Peggy Mann, executive director for the American Red Cross Talladega-St. Clair Chapter, said information found on the Red Cross website can also be obtained through mobile phone applications.

“On our first aid app, you can pull up heat stroke, and it will tell you right there in the palm of your hand what to look for if you suspect someone is having one of those,” Mann said. “There are differences between heat cramps, heat exhaustion and heat strokes. Being able to recognize what those differences are can help save a life.”

The local Red Cross offices also offer brochures and pamphlets to the public aimed toward helping people plan and prepare.

While Mann noted children and the elderly are most susceptible to heat-related illness, she added it’s important not to forget pets when planning to combat the elements.

“We have a whole section online in regards to the pets,” Mann said. “We also have a specific pet app you can download that talks about these situations for your pets. We’re always thinking about making sure we don’t leave our children in the car, but we shouldn’t leave our pets there either.”

Lincoln resident Brad Sparks, who maintained radar equipment while serving in the U.S. Army, gained experience in treating heat illness as a combat lifesaver-certified member of his battalion in Okinawa, Japan, from January 2007 to July 2010.

“I’ve seen two people come down with heat strokes who had to be airlifted to the hospital, and it was nasty,” Sparks said. “They looked almost like they were zombies — like pasty-skinned. You basically stop sweating right before you have a heat stroke”

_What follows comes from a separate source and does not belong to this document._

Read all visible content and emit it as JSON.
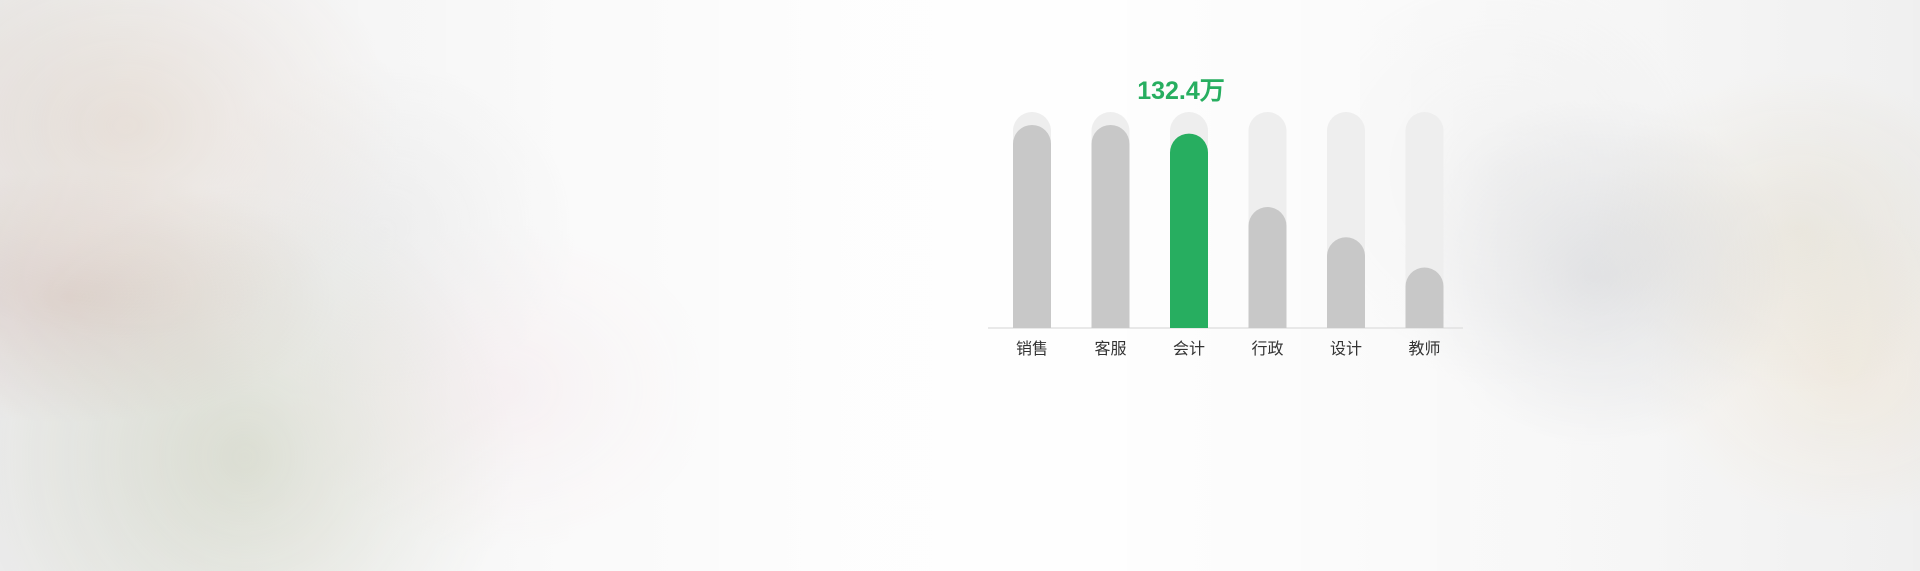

He explained how sunburn negatively impacts the body’s ability to fight off a heat illness.

“Sunburn plays a big role in heat exhaustion and heat stroke,” Sparks said. “When you get badly sunburned, your body doesn’t sweat right and it doesn’t cool off, so it speeds up the heat stroke process.”

Though one of the tips provided by OSHA and Red Cross is to use cold packs on heat stroke victims, Sparks advises against that approach.

“The worst thing you can do to someone who’s actually showing signs of heat stroke is to put an ice pack on them,” Sparks said. “It’ll send them straight into shock. What you need to do is take some room temperature water, wet a rag and put it on their forehead, unbutton their shirt or blouse, take off their shoes or boots and elevate their feet so the bloodflow takes all the hot blood out from the extremities and starts cooling it off.”

To keep the head and upper torso region cool, Sparks suggests wearing a wide-brimmed hat, whether it’s straw hat, cowboy hat or a “boonie” hat like the one military personnel use during deployments.

He said alcoholic beverages and caffeinated beverages are incompatible with strenuous outdoor labor because they both cause dehydration, and chugging Gatorade gives the body too much electrolytes.

“A good mix I’ve found, especially since I’ve been back here working in this humidity, is for every three bottles of water I drink, I’ll drink half of a 32-ounce Gatorade,” Sparks said. “That way, I’m still replenishing the salt in my body.”

Sparks offered a word of caution to those who work outdoors for a living and live by a “work hard, play hard,” mentality.

“You’ve got to learn your limits,” Sparks said. “Everybody tries to act tough, but being tough doesn’t mean you have to be stupid. You need to use what common sense God or whatever-you-believe-in gave you. You don’t go out the night before rippin’ and rarin’ with your buddies, and then expect to work in 100-degree heat and be okay the whole day.”